Tedeschi Trucks Band – ‘Layla Revisited (Live at LOCKN’)’ – “soulful electric blues improve on Clapton”

Fantasy Records               16th July 2021

I’m a sucker for the Tedeschi Trucks Band and their soulful blues sound. Combining the blues chops and blues-perfect voice of Susan Tedeschi with the complex and detailed guitar skills of Derek Trucks, they have a large band with backing singers, organ keyboards, horns and they love to get into the groove. These grooves can take songs out past the ten minute mark without overdoing things. This is a bit special; it’s a live concert from 2019 with Trey Anastasio guesting.
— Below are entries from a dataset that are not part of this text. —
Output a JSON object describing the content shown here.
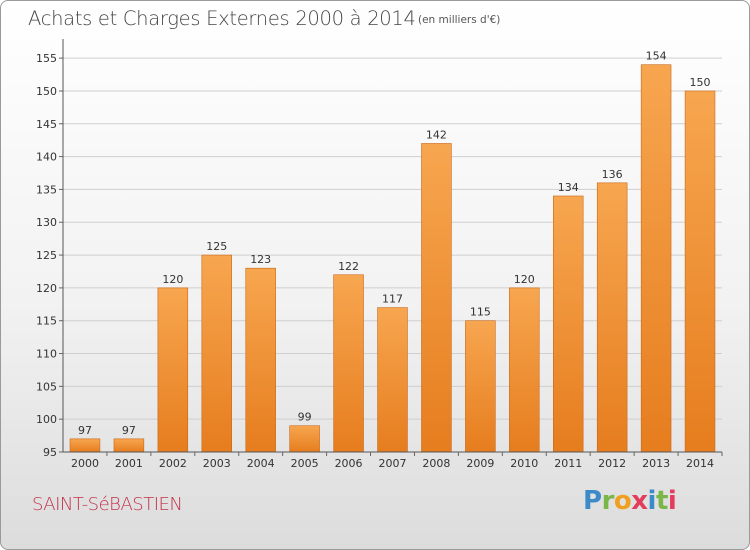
{
  "header": {
    "title": "Achats et Charges Externes 2000 à 2014",
    "unit": "(en milliers d'€)"
  },
  "footer": {
    "commune": "SAINT-SéBASTIEN",
    "logo_letters": [
      "P",
      "r",
      "o",
      "x",
      "i",
      "t",
      "i"
    ]
  },
  "colors": {
    "bar_light": "#f7a650",
    "bar_dark": "#e67d1e",
    "bar_edge": "#c9681a",
    "grid": "#cfcfcf",
    "commune": "#c3314a"
  },
  "chart_data": {
    "type": "bar",
    "title": "Achats et Charges Externes 2000 à 2014",
    "subtitle": "(en milliers d'€)",
    "xlabel": "",
    "ylabel": "",
    "categories": [
      "2000",
      "2001",
      "2002",
      "2003",
      "2004",
      "2005",
      "2006",
      "2007",
      "2008",
      "2009",
      "2010",
      "2011",
      "2012",
      "2013",
      "2014"
    ],
    "values": [
      97,
      97,
      120,
      125,
      123,
      99,
      122,
      117,
      142,
      115,
      120,
      134,
      136,
      154,
      150
    ],
    "ylim": [
      95,
      157
    ],
    "yticks": [
      95,
      100,
      105,
      110,
      115,
      120,
      125,
      130,
      135,
      140,
      145,
      150,
      155
    ],
    "grid": true,
    "data_labels": true
  }
}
He’s the lead guitar in the biggest American jam-band, Phish, and has epic chops himself. The triple guitar makes it a treat for anyone who likes that sort of thing. Trucks has instantly recognisably searching tone on the quieter moments of his solos and Anastasio has his own brand of digging deep. To hear the skilled listening and intertwining of lines is mildly hallucinatory.

It is a sweet backdrop to the set that Trucks was actually named after Derek & The Dominos. It was a lucky escape for him that his parents weren’t fans of Badfinger or The Mothers of Invention at that point. Coincidentally, Susan, was born on the album’s release date but fortunately her parents declined to call her Derek or Eric. The triumphs here are the transformation of some so-so material into stompers and powerful yearning blues ballads, the Hammond organ sound, Susan’s bluesy yet powerful voice and the guitars. There is an approximate formula to the longer songs – somewhere the rhythm will step back and the song will dip into deep noodling with soaring and duelling guitar. Sample “Anyway”. A run of the mill album track becomes a steam-rollering barrel of blues boogie as guitars launch again and again into a soulful stratosphere. Fully engaged for thirteen minutes, it sounds like the Derek Trucks Band or latter day Allman Brothers Band (Trucks was in the Allman Brothers).
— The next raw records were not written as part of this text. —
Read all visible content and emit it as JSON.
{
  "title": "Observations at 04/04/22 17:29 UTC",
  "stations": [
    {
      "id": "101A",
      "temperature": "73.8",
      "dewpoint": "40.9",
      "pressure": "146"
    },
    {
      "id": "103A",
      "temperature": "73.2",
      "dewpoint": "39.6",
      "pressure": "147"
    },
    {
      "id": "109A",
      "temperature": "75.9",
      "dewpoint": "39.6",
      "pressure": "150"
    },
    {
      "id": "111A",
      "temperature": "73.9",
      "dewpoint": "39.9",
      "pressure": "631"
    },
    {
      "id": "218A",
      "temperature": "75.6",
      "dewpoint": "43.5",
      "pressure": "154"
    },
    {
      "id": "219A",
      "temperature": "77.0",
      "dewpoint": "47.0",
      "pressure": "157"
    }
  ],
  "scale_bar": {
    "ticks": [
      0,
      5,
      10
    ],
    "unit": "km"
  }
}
This concert sees the band putting on a musical costume (as Trey Anastasio’s band, Phish, is wont to do on Halloween) and draping themselves in Eric Clapton’s Layla (actually by Derek & The Dominos, but no-one thinks of it as anything but Clapton’s album). This was a double album from 1970 that, despite not charting in the UK and being critically received as a curate’s egg (the mix of guitar epics and soppy ballads apparently made it scrappy) spawned some really well-known songs and went on to become considered as Clapton’s best achievement. Ideal for a revisit and The Tedeschi Trucks band’s approach to ballads lifts the whole enterprise through focus on the big round sound and almost vocally expressive guitar. The ones you’ll know are “Bell Bottom Blues” (‘I don’t want to fade away’), “Keep On Growing”, “Tell The Truth” (‘who’s been fooling who?’) and of course, “Layla”. “Little Wing” you’ll know as originally Hendrix’s and here was acclaimed as a guitar showcase and the band take care to make it different, to make it warm and wide.
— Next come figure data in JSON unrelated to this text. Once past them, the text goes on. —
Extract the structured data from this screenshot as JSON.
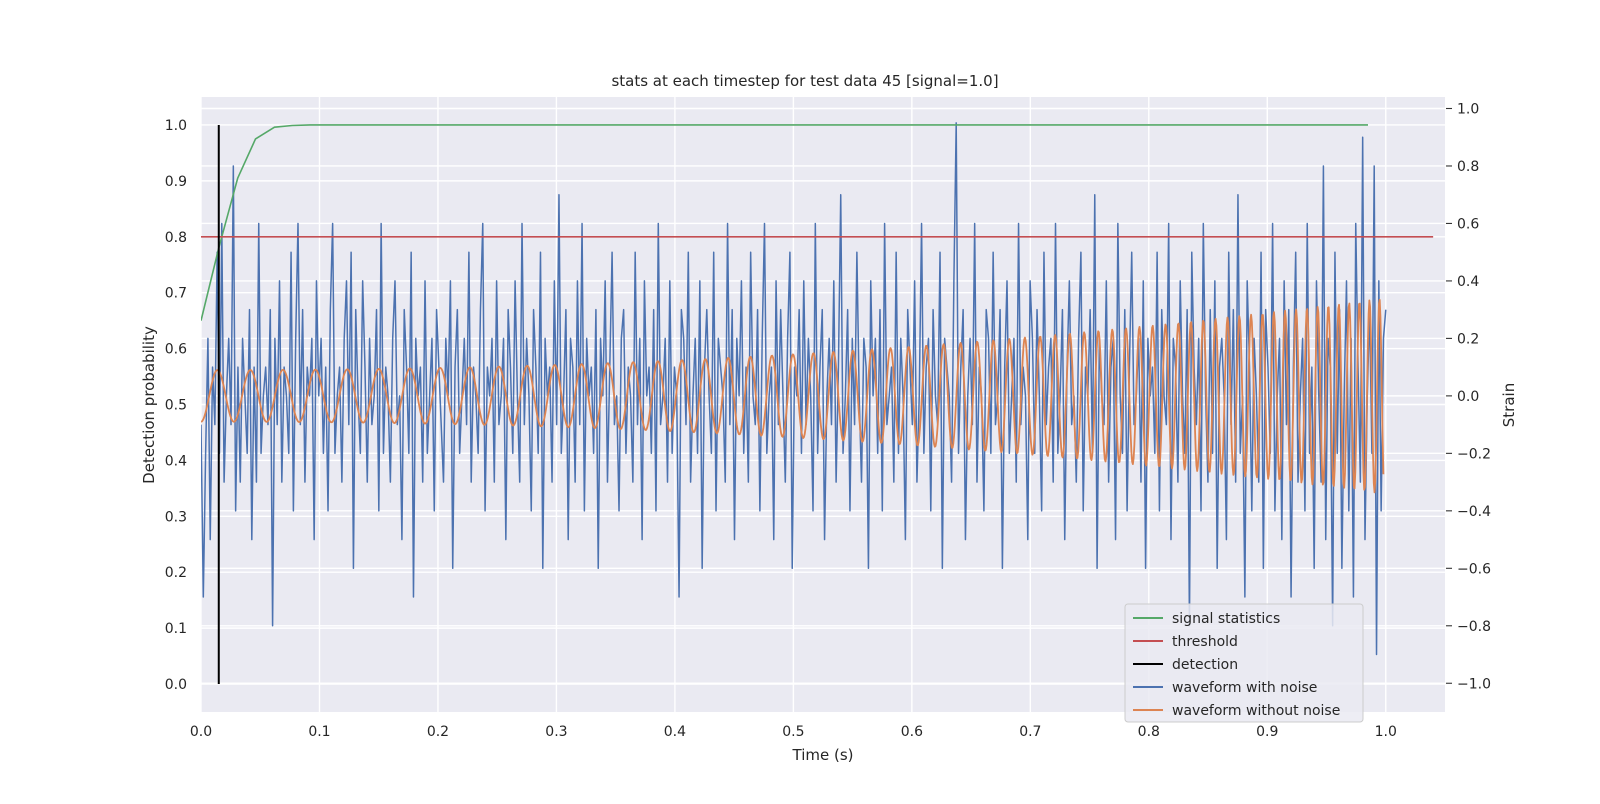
{
  "chart_data": {
    "type": "line",
    "title": "stats at each timestep for test data 45 [signal=1.0]",
    "xlabel": "Time (s)",
    "ylabel": "Detection probability",
    "ylabel_right": "Strain",
    "xlim": [
      0.0,
      1.05
    ],
    "ylim": [
      -0.05,
      1.05
    ],
    "ylim_right": [
      -1.1,
      1.04
    ],
    "x_ticks": [
      "0.0",
      "0.1",
      "0.2",
      "0.3",
      "0.4",
      "0.5",
      "0.6",
      "0.7",
      "0.8",
      "0.9",
      "1.0"
    ],
    "y_ticks": [
      "0.0",
      "0.1",
      "0.2",
      "0.3",
      "0.4",
      "0.5",
      "0.6",
      "0.7",
      "0.8",
      "0.9",
      "1.0"
    ],
    "y_ticks_right": [
      "−1.0",
      "−0.8",
      "−0.6",
      "−0.4",
      "−0.2",
      "0.0",
      "0.2",
      "0.4",
      "0.6",
      "0.8",
      "1.0"
    ],
    "grid": true,
    "legend_position": "lower right",
    "series": [
      {
        "name": "signal statistics",
        "color": "#55a868",
        "axis": "left",
        "x": [
          0.0,
          0.015,
          0.031,
          0.046,
          0.062,
          0.077,
          0.092,
          0.108,
          0.2,
          0.4,
          0.6,
          0.8,
          0.985
        ],
        "y": [
          0.65,
          0.78,
          0.905,
          0.975,
          0.996,
          0.999,
          1.0,
          1.0,
          1.0,
          1.0,
          1.0,
          1.0,
          1.0
        ]
      },
      {
        "name": "threshold",
        "color": "#c44e52",
        "axis": "left",
        "x": [
          0.0,
          1.04
        ],
        "y": [
          0.8,
          0.8
        ]
      },
      {
        "name": "detection",
        "color": "#000000",
        "axis": "left",
        "x": [
          0.015,
          0.015
        ],
        "y": [
          0.0,
          1.0
        ]
      },
      {
        "name": "waveform with noise",
        "color": "#4c72b0",
        "axis": "right",
        "x_start": 0.0,
        "x_end": 1.0,
        "y": [
          -0.1,
          -0.7,
          -0.2,
          0.2,
          -0.5,
          0.1,
          -0.1,
          0.5,
          -0.2,
          0.6,
          -0.3,
          0.0,
          0.2,
          -0.1,
          0.8,
          -0.4,
          0.1,
          -0.3,
          0.2,
          0.0,
          -0.2,
          0.3,
          -0.5,
          0.1,
          -0.3,
          0.6,
          -0.2,
          0.0,
          0.1,
          -0.1,
          0.3,
          -0.8,
          0.2,
          -0.1,
          0.4,
          -0.3,
          0.1,
          0.0,
          -0.2,
          0.5,
          -0.4,
          0.2,
          0.6,
          -0.1,
          0.3,
          -0.3,
          0.1,
          0.0,
          0.2,
          -0.5,
          0.4,
          0.0,
          0.2,
          -0.2,
          0.1,
          -0.4,
          0.3,
          0.6,
          -0.2,
          0.0,
          0.1,
          -0.3,
          0.2,
          0.4,
          -0.1,
          0.5,
          -0.6,
          0.3,
          0.0,
          -0.2,
          0.4,
          0.1,
          -0.3,
          0.2,
          -0.1,
          0.0,
          0.3,
          -0.4,
          0.6,
          -0.2,
          0.1,
          0.0,
          -0.3,
          0.2,
          0.4,
          -0.1,
          0.0,
          -0.5,
          0.3,
          0.1,
          -0.2,
          0.5,
          -0.7,
          0.2,
          0.0,
          0.1,
          -0.3,
          0.4,
          -0.2,
          0.0,
          0.2,
          -0.4,
          0.3,
          0.1,
          -0.1,
          -0.3,
          0.2,
          0.0,
          0.4,
          -0.6,
          0.1,
          0.3,
          -0.2,
          0.0,
          0.2,
          -0.1,
          0.5,
          -0.3,
          0.1,
          0.0,
          -0.2,
          0.3,
          0.6,
          -0.4,
          0.1,
          0.0,
          0.2,
          -0.3,
          0.4,
          -0.1,
          0.0,
          0.2,
          -0.5,
          0.3,
          0.1,
          -0.2,
          0.4,
          0.0,
          -0.3,
          0.6,
          -0.1,
          0.2,
          0.0,
          -0.4,
          0.3,
          0.1,
          -0.2,
          0.5,
          -0.6,
          0.2,
          0.0,
          0.1,
          -0.3,
          0.4,
          -0.1,
          0.7,
          -0.2,
          0.0,
          0.3,
          -0.5,
          0.2,
          0.1,
          -0.3,
          0.4,
          -0.1,
          0.6,
          -0.4,
          0.2,
          0.0,
          0.1,
          -0.2,
          0.3,
          -0.6,
          0.2,
          0.0,
          0.4,
          -0.3,
          0.1,
          0.5,
          -0.1,
          0.0,
          -0.4,
          0.2,
          0.3,
          -0.2,
          0.1,
          0.0,
          -0.3,
          0.5,
          -0.1,
          0.2,
          -0.5,
          0.4,
          0.0,
          0.1,
          -0.2,
          0.3,
          -0.4,
          0.6,
          -0.1,
          0.0,
          0.2,
          -0.3,
          0.4,
          -0.2,
          0.1,
          0.0,
          -0.7,
          0.3,
          0.2,
          -0.1,
          0.5,
          -0.3,
          0.0,
          0.2,
          -0.2,
          0.4,
          -0.6,
          0.1,
          0.3,
          0.0,
          -0.2,
          0.5,
          -0.4,
          0.2,
          0.1,
          0.0,
          -0.3,
          0.6,
          -0.1,
          0.3,
          -0.5,
          0.2,
          0.0,
          0.4,
          -0.2,
          0.1,
          -0.3,
          0.5,
          0.0,
          -0.1,
          0.3,
          -0.4,
          0.2,
          0.6,
          -0.2,
          0.0,
          0.1,
          -0.5,
          0.4,
          -0.1,
          0.3,
          0.0,
          -0.3,
          0.2,
          0.5,
          -0.6,
          0.1,
          0.0,
          0.3,
          -0.2,
          0.4,
          -0.1,
          0.2,
          0.0,
          -0.4,
          0.6,
          -0.2,
          0.1,
          0.3,
          -0.5,
          0.0,
          0.2,
          -0.1,
          0.4,
          -0.3,
          0.1,
          0.7,
          -0.2,
          0.0,
          0.3,
          -0.4,
          0.2,
          -0.1,
          0.5,
          0.0,
          -0.3,
          0.2,
          0.1,
          -0.6,
          0.4,
          0.0,
          0.2,
          -0.2,
          0.3,
          -0.4,
          0.6,
          -0.1,
          0.0,
          0.1,
          -0.3,
          0.5,
          -0.2,
          0.2,
          0.0,
          -0.5,
          0.3,
          0.1,
          -0.1,
          0.4,
          -0.3,
          0.0,
          0.6,
          -0.2,
          0.1,
          0.2,
          -0.4,
          0.3,
          0.0,
          -0.1,
          0.5,
          -0.6,
          0.2,
          0.1,
          0.0,
          -0.3,
          0.4,
          0.95,
          -0.2,
          0.1,
          0.3,
          -0.5,
          0.0,
          0.2,
          -0.1,
          0.6,
          -0.3,
          0.1,
          0.0,
          -0.4,
          0.3,
          0.2,
          -0.2,
          0.5,
          -0.1,
          0.0,
          0.3,
          -0.6,
          0.1,
          0.4,
          -0.2,
          0.0,
          0.2,
          -0.3,
          0.6,
          -0.1,
          0.1,
          0.0,
          -0.5,
          0.4,
          0.2,
          -0.2,
          0.3,
          0.0,
          -0.4,
          0.5,
          -0.1,
          0.1,
          0.2,
          -0.3,
          0.6,
          -0.2,
          0.0,
          0.3,
          -0.5,
          0.1,
          0.4,
          -0.1,
          0.0,
          -0.3,
          0.2,
          0.5,
          -0.4,
          0.1,
          0.0,
          0.3,
          -0.2,
          0.7,
          -0.6,
          0.2,
          0.0,
          -0.1,
          0.4,
          -0.3,
          0.1,
          0.2,
          -0.5,
          0.6,
          0.0,
          -0.2,
          0.3,
          -0.4,
          0.1,
          0.5,
          -0.1,
          0.0,
          0.2,
          -0.3,
          0.4,
          -0.6,
          0.2,
          0.0,
          0.1,
          -0.2,
          0.5,
          -0.4,
          0.3,
          0.0,
          -0.1,
          0.6,
          -0.5,
          0.2,
          0.1,
          -0.3,
          0.4,
          0.0,
          -0.2,
          0.3,
          -0.8,
          0.5,
          0.1,
          -0.1,
          0.2,
          -0.4,
          0.6,
          0.0,
          -0.3,
          0.3,
          -0.2,
          0.4,
          -0.6,
          0.1,
          0.2,
          0.0,
          -0.5,
          0.5,
          -0.1,
          0.3,
          -0.3,
          0.7,
          -0.2,
          0.0,
          -0.7,
          0.4,
          0.1,
          -0.4,
          0.2,
          0.0,
          -0.3,
          0.5,
          -0.6,
          0.3,
          0.1,
          -0.2,
          0.6,
          -0.4,
          0.0,
          0.2,
          -0.5,
          0.4,
          -0.1,
          0.3,
          -0.7,
          0.1,
          0.5,
          -0.3,
          0.0,
          0.2,
          -0.4,
          0.6,
          -0.2,
          0.1,
          -0.6,
          0.4,
          0.0,
          -0.3,
          0.8,
          -0.5,
          0.2,
          0.1,
          -0.8,
          0.5,
          -0.2,
          0.3,
          -0.6,
          0.0,
          0.4,
          -0.4,
          0.2,
          -0.7,
          0.6,
          0.1,
          -0.3,
          0.9,
          -0.5,
          0.0,
          0.3,
          -0.2,
          0.8,
          -0.9,
          0.4,
          -0.4,
          0.2,
          0.3
        ]
      },
      {
        "name": "waveform without noise",
        "color": "#dd8452",
        "axis": "right",
        "x_start": 0.0,
        "x_end": 0.998,
        "amplitude_start": 0.09,
        "amplitude_end": 0.34,
        "freq_start_hz": 36,
        "freq_end_hz": 120
      }
    ],
    "legend": [
      "signal statistics",
      "threshold",
      "detection",
      "waveform with noise",
      "waveform without noise"
    ]
  }
}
However, even the tracks that didn’t inspire in 1970 benefit here. “Key To The Highway” is ripped up as a blues stomper. “Why Does Love Have To Be So Sad” (a regular in the band’s rotation) is a lovely smooth glide of a song and after only a minute and a half soloing starts and doesn’t let up till the song is fully worked out. In the process an eighty minute album becomes a hundred minute concert that could easily have been longer without outstaying its welcome. There were fourteen people on stage and the sound is full and rich but with plenty of detail and interest up front.

The show ends with a barnstorming extended Layla. The album has another track but, Layla is a natural endpoint so, for completeness, Tedeschi tagged on a studio version of her playing the closing track to calm the temperature a little.

Fair warning; this may lead you into an obsession with collecting live bootlegs of the Tedeschi Trucks Band – it is just that satisfying a listen.